Her aunt tried to remember what she had wanted to say. There were a good many things, lamentations, rebukes, questions, exclamations. But out of them all she could extract nothing: nothing emerged but one great sigh after another. Annette took her at once into the presence of the baby, who was sleeping blissfully, its whole little body relaxed and plump, its head thrown back. She fell into an ecstasy and clasped her hands: the old retainer's heart instantly swore fealty to the new head of the house.
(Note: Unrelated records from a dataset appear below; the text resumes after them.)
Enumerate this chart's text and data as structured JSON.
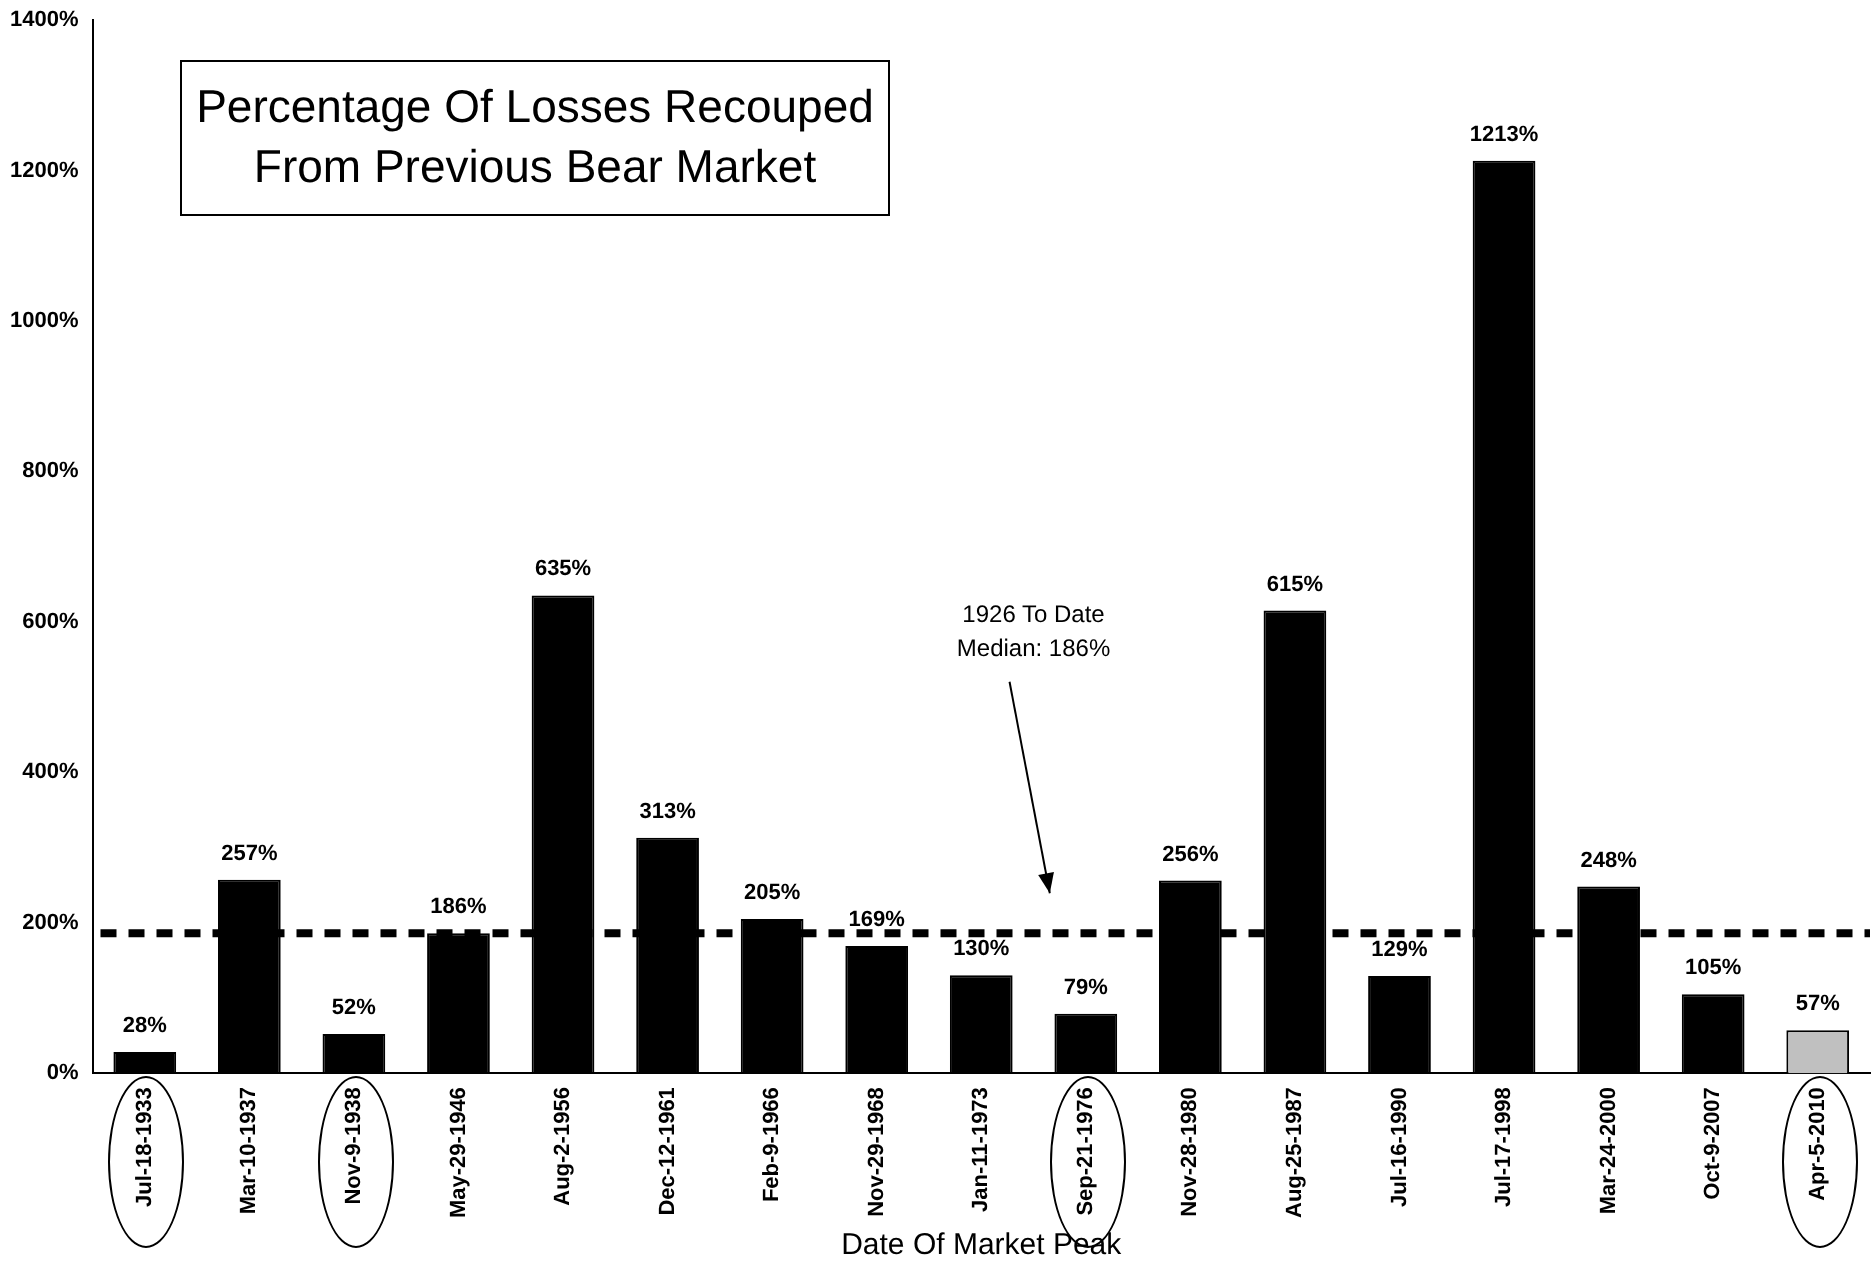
{
  "chart_data": {
    "type": "bar",
    "title": "Percentage Of Losses Recouped From Previous Bear Market",
    "xlabel": "Date Of Market Peak",
    "categories": [
      "Jul-18-1933",
      "Mar-10-1937",
      "Nov-9-1938",
      "May-29-1946",
      "Aug-2-1956",
      "Dec-12-1961",
      "Feb-9-1966",
      "Nov-29-1968",
      "Jan-11-1973",
      "Sep-21-1976",
      "Nov-28-1980",
      "Aug-25-1987",
      "Jul-16-1990",
      "Jul-17-1998",
      "Mar-24-2000",
      "Oct-9-2007",
      "Apr-5-2010"
    ],
    "values": [
      28,
      257,
      52,
      186,
      635,
      313,
      205,
      169,
      130,
      79,
      256,
      615,
      129,
      1213,
      248,
      105,
      57
    ],
    "colors": [
      "#000000",
      "#000000",
      "#000000",
      "#000000",
      "#000000",
      "#000000",
      "#000000",
      "#000000",
      "#000000",
      "#000000",
      "#000000",
      "#000000",
      "#000000",
      "#000000",
      "#000000",
      "#000000",
      "#c0c0c0"
    ],
    "value_labels": [
      "28%",
      "257%",
      "52%",
      "186%",
      "635%",
      "313%",
      "205%",
      "169%",
      "130%",
      "79%",
      "256%",
      "615%",
      "129%",
      "1213%",
      "248%",
      "105%",
      "57%"
    ],
    "ylim": [
      0,
      1400
    ],
    "yticks": [
      {
        "value": 0,
        "label": "0%"
      },
      {
        "value": 200,
        "label": "200%"
      },
      {
        "value": 400,
        "label": "400%"
      },
      {
        "value": 600,
        "label": "600%"
      },
      {
        "value": 800,
        "label": "800%"
      },
      {
        "value": 1000,
        "label": "1000%"
      },
      {
        "value": 1200,
        "label": "1200%"
      },
      {
        "value": 1400,
        "label": "1400%"
      }
    ],
    "ref_lines": [
      {
        "axis": "y",
        "value": 186,
        "label": "1926 To Date\nMedian: 186%",
        "color": "#000000",
        "line_style": "dashed"
      }
    ],
    "grid": false,
    "legend": false
  }
}
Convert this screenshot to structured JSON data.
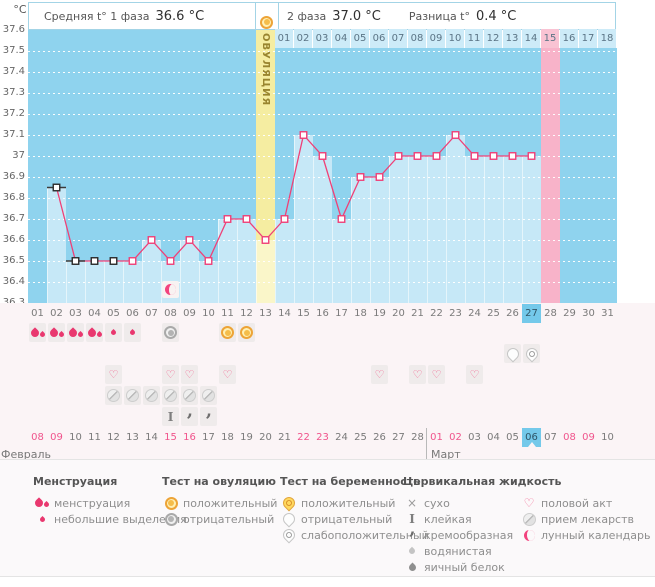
{
  "header": {
    "unit_label": "°C",
    "avg_label": "Средняя t° 1 фаза",
    "avg_value": "36.6 °C",
    "phase2_label": "2 фаза",
    "phase2_value": "37.0 °C",
    "diff_label": "Разница t°",
    "diff_value": "0.4 °C"
  },
  "chart_data": {
    "type": "line",
    "title": "Basal body temperature cycle chart",
    "ylabel": "°C",
    "ylim": [
      36.3,
      37.6
    ],
    "y_ticks": [
      "37.6",
      "37.5",
      "37.4",
      "37.3",
      "37.2",
      "37.1",
      "37",
      "36.9",
      "36.8",
      "36.7",
      "36.6",
      "36.5",
      "36.4",
      "36.3"
    ],
    "days": [
      "01",
      "02",
      "03",
      "04",
      "05",
      "06",
      "07",
      "08",
      "09",
      "10",
      "11",
      "12",
      "13",
      "14",
      "15",
      "16",
      "17",
      "18",
      "19",
      "20",
      "21",
      "22",
      "23",
      "24",
      "25",
      "26",
      "27",
      "28",
      "29",
      "30",
      "31"
    ],
    "temp_days": [
      2,
      3,
      4,
      5,
      6,
      7,
      8,
      9,
      10,
      11,
      12,
      13,
      14,
      15,
      16,
      17,
      18,
      19,
      20,
      21,
      22,
      23,
      24,
      25,
      26,
      27
    ],
    "temp_values": [
      36.85,
      36.5,
      36.5,
      36.5,
      36.5,
      36.6,
      36.5,
      36.6,
      36.5,
      36.7,
      36.7,
      36.6,
      36.7,
      37.1,
      37.0,
      36.7,
      36.9,
      36.9,
      37.0,
      37.0,
      37.0,
      37.1,
      37.0,
      37.0,
      37.0,
      37.0
    ],
    "black_marker_days": [
      2,
      3,
      4,
      5
    ],
    "black_dash_days": [
      2,
      3
    ],
    "ovulation": {
      "day": 13,
      "label": "ОВУЛЯЦИЯ"
    },
    "dpo": {
      "start_day": 14,
      "labels": [
        "01",
        "02",
        "03",
        "04",
        "05",
        "06",
        "07",
        "08",
        "09",
        "10",
        "11",
        "12",
        "13",
        "14",
        "15",
        "16",
        "17",
        "18"
      ],
      "highlight_label": "15"
    },
    "highlight_column_day": 28,
    "today_day": 27,
    "moon_icon_day": 8,
    "grid": "horizontal-dotted"
  },
  "rows": {
    "markers": {
      "menstruation_days": [
        1,
        2,
        3,
        4
      ],
      "spotting_days": [
        5,
        6
      ],
      "ovulation_test_negative_days": [
        8
      ],
      "ovulation_test_positive_days": [
        11,
        12
      ],
      "pregnancy_test_negative_days": [
        26
      ],
      "pregnancy_test_weak_days": [
        27
      ],
      "intercourse_days": [
        5,
        8,
        9,
        11,
        19,
        21,
        22,
        24
      ],
      "medication_days": [
        5,
        6,
        7,
        8,
        9,
        10
      ],
      "cervical_sticky_days": [
        8
      ],
      "cervical_creamy_days": [
        9,
        10
      ]
    },
    "dates": [
      "08",
      "09",
      "10",
      "11",
      "12",
      "13",
      "14",
      "15",
      "16",
      "17",
      "18",
      "19",
      "20",
      "21",
      "22",
      "23",
      "24",
      "25",
      "26",
      "27",
      "28",
      "01",
      "02",
      "03",
      "04",
      "05",
      "06",
      "07",
      "08",
      "09",
      "10"
    ],
    "weekend_indices": [
      0,
      1,
      7,
      8,
      14,
      15,
      21,
      22,
      28,
      29
    ],
    "today_index": 26,
    "months": {
      "first": "Февраль",
      "second": "Март",
      "second_start_index": 21
    }
  },
  "legend": {
    "columns": [
      {
        "header": "Менструация",
        "items": [
          {
            "icon": "menstruation-icon",
            "label": "менструация"
          },
          {
            "icon": "spotting-icon",
            "label": "небольшие выделения"
          }
        ]
      },
      {
        "header": "Тест на овуляцию",
        "items": [
          {
            "icon": "ovulation-positive-icon",
            "label": "положительный"
          },
          {
            "icon": "ovulation-negative-icon",
            "label": "отрицательный"
          }
        ]
      },
      {
        "header": "Тест на беременность",
        "items": [
          {
            "icon": "pregnancy-positive-icon",
            "label": "положительный"
          },
          {
            "icon": "pregnancy-negative-icon",
            "label": "отрицательный"
          },
          {
            "icon": "pregnancy-weak-icon",
            "label": "слабоположительный"
          }
        ]
      },
      {
        "header": "Цервикальная жидкость",
        "items": [
          {
            "icon": "dry-icon",
            "label": "сухо"
          },
          {
            "icon": "sticky-icon",
            "label": "клейкая"
          },
          {
            "icon": "creamy-icon",
            "label": "кремообразная"
          },
          {
            "icon": "watery-icon",
            "label": "водянистая"
          },
          {
            "icon": "eggwhite-icon",
            "label": "яичный белок"
          }
        ]
      },
      {
        "header": "",
        "items": [
          {
            "icon": "intercourse-icon",
            "label": "половой акт"
          },
          {
            "icon": "medication-icon",
            "label": "прием лекарств"
          },
          {
            "icon": "lunar-icon",
            "label": "лунный календарь"
          }
        ]
      }
    ]
  },
  "colors": {
    "curve": "#EF4077",
    "chart_blue": "#8FD3EE",
    "bar_blue": "#C6E8F7",
    "ovulation_column": "#F5EDA1",
    "ovulation_bar": "#FAF6C9",
    "pink_column": "#F8B3C9",
    "dpo_cell": "#CDEBF8",
    "dpo_pink_cell": "#F9C3D3",
    "today_blue": "#74C9EA",
    "weekend_red": "#F0548C",
    "drop_pink": "#E9386F"
  }
}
From this moment, young once more, she attached herself to the chariot of the little god. At times she remembered that, in spite of all, he was an object of scandal, and she found herself in confusion again. Annette, talking with an affected indifference, watched with the corner of her eye the good old face that was growing so long. "Come, what's the matter?" she asked. "You must give some reason."
Once more Aunt Victorine began her confused lamentations.
"Yes," said Annette, drumming with her fingers. "Yes . . . But, after all, what's to be done? Would you like to have us lose our dear little boy?"
(She knew very well what she was doing in making a point of this coaxing "our.")
Her superstitious aunt, quite upset, protested, "Annette, don't say that. It's dangerous. How can you say such things?"
"Well, then, you mustn't look that way. As long as our little one is here, as long as he has come, what are we going to do about it? What better can we do than to love him and be happy?"
Her aunt might have replied, "Yes, but why should he have come?" But she no longer had the strength to wish him away. Morality might have wished it. The world and religion. Dignity and peace of mind. Peace of mind, above all, perhaps. Her innermost thought, which she did not confess to herself, was, "Heaven help us! If only that unhappy child had not told me anything about it!"
In the end, as it was impossible to reconcile contradictory thoughts, Aunt Victorine ceased to think at all. Abandoning herself to instinct, she became the old hen that has spent her life bringing up the chicks of others. She accepted it.
But Annette had no particular reason to congratulate herself. There are allies who bring more trouble than help. Through her aunt, annoyances from outside speedily began to reach Annette. Madame Victorine was a gossip, and she lent her ear to everything the neighborhood had to say about her niece's return. She would come running home, bathed in tears, to repeat it to Annette. Annette would scold her affectionately, but she could not help being affected by this stupid tittle-tattle. When the old woman came in she would wonder now with a shiver, "What is she going to tell me this time?"